Kent, seorang transwoman berusia dua puluh sembilan tahun diduga melakukan pelanggaran pada 13 Maret lalu saat berada di Jalan Bukit Bintang dan dekat Jalan Sultan Ismail, Malaysia. Kent, yang mengaku diadili atas tuduhan itu, saat ini berada di tahanan dan diyakini ia ditahan di penjara.
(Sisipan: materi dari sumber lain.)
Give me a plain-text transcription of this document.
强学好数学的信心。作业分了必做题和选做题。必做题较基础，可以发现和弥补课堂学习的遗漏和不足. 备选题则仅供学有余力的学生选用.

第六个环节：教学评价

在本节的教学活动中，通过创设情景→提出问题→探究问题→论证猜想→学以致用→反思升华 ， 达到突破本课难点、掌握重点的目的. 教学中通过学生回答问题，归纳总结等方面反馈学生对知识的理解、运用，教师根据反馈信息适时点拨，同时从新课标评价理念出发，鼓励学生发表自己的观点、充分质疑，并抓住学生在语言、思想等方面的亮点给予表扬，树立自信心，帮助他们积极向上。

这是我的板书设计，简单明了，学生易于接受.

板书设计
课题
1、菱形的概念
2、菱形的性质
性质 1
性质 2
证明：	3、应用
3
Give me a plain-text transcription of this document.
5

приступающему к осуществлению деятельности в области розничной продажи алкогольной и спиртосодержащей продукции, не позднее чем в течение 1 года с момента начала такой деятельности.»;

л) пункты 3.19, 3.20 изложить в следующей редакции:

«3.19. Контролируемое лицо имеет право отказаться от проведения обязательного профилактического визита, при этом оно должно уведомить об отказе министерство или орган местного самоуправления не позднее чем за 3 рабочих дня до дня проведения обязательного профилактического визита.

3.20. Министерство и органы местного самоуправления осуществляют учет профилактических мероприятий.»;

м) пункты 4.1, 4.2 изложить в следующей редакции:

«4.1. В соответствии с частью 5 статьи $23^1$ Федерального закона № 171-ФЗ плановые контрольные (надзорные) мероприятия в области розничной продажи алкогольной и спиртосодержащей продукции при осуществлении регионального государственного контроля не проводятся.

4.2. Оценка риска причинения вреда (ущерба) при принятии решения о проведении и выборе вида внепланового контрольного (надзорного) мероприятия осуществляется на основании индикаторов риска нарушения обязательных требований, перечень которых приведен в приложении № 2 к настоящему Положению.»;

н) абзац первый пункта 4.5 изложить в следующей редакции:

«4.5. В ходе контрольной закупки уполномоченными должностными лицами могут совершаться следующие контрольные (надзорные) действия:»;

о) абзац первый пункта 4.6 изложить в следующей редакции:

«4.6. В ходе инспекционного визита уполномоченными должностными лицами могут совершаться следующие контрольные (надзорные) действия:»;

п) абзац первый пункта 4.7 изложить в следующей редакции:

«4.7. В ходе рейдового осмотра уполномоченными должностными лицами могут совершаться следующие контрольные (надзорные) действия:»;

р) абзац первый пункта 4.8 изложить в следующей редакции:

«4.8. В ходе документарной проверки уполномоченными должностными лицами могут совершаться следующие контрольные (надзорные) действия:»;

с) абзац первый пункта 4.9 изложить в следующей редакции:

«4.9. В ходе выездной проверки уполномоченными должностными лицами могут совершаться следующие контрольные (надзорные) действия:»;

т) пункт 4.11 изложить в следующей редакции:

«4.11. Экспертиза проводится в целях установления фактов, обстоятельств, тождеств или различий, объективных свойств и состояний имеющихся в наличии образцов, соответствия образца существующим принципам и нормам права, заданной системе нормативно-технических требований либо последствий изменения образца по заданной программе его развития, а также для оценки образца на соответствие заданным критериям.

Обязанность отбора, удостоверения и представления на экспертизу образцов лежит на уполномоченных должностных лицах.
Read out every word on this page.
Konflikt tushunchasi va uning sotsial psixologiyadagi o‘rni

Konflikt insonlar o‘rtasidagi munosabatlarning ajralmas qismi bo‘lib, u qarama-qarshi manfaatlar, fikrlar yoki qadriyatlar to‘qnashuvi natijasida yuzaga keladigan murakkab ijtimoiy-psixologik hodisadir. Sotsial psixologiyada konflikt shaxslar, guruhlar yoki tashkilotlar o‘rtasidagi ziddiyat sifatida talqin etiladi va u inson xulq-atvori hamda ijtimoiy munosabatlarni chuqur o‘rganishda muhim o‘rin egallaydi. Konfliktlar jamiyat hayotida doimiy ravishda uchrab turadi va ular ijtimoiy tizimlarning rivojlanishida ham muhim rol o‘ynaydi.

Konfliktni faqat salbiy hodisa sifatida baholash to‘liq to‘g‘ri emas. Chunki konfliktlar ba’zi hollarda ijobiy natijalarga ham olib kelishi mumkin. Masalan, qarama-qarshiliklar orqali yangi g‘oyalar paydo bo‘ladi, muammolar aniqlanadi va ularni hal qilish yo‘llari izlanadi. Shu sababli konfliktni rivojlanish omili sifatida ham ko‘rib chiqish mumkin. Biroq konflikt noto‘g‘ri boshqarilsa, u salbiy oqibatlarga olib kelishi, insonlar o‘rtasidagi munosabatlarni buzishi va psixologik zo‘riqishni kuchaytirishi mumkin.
Menurut Dr Andrew, Kent perlu menjalani penilaian psikiatris sebelum sidang yang akan datang, karena ia mungkin menderita gangguan kejiwaan yang serius. “Berjalan telanjang di depan umum bukanlah perilaku yang dapat diterima secara sosial, dan biasanya menunjukkan bahwa orang tersebut tidak waras pada saat kejadian,” katanya.

Mengingat ini, tambahnya, adalah wewenang pihak berwajib untuk memerintahkan evaluasi psikiatrik yang tepat, diikuti dengan perawatan yang diperlukan. Jika perilaku Kent disebabkan oleh pengaruh zat tertentu, ini mungkin disebabkan oleh masalah kesehatan mental yang mendasarinya.

“Bahkan jika dia ditemukan berada di bawah pengaruh zat terlarang, itu juga bisa menjadi upaya pengobatan sendiri sebagai akibat dari gangguan kejiwaan yang mendasarinya,” katanya.

Dr Andrew menegaskan bahwa terlepas dari penyebabnya, perilaku aneh Kent menjamin penilaian psikiatrik serial, yang harus disajikan sesuai di persidangan.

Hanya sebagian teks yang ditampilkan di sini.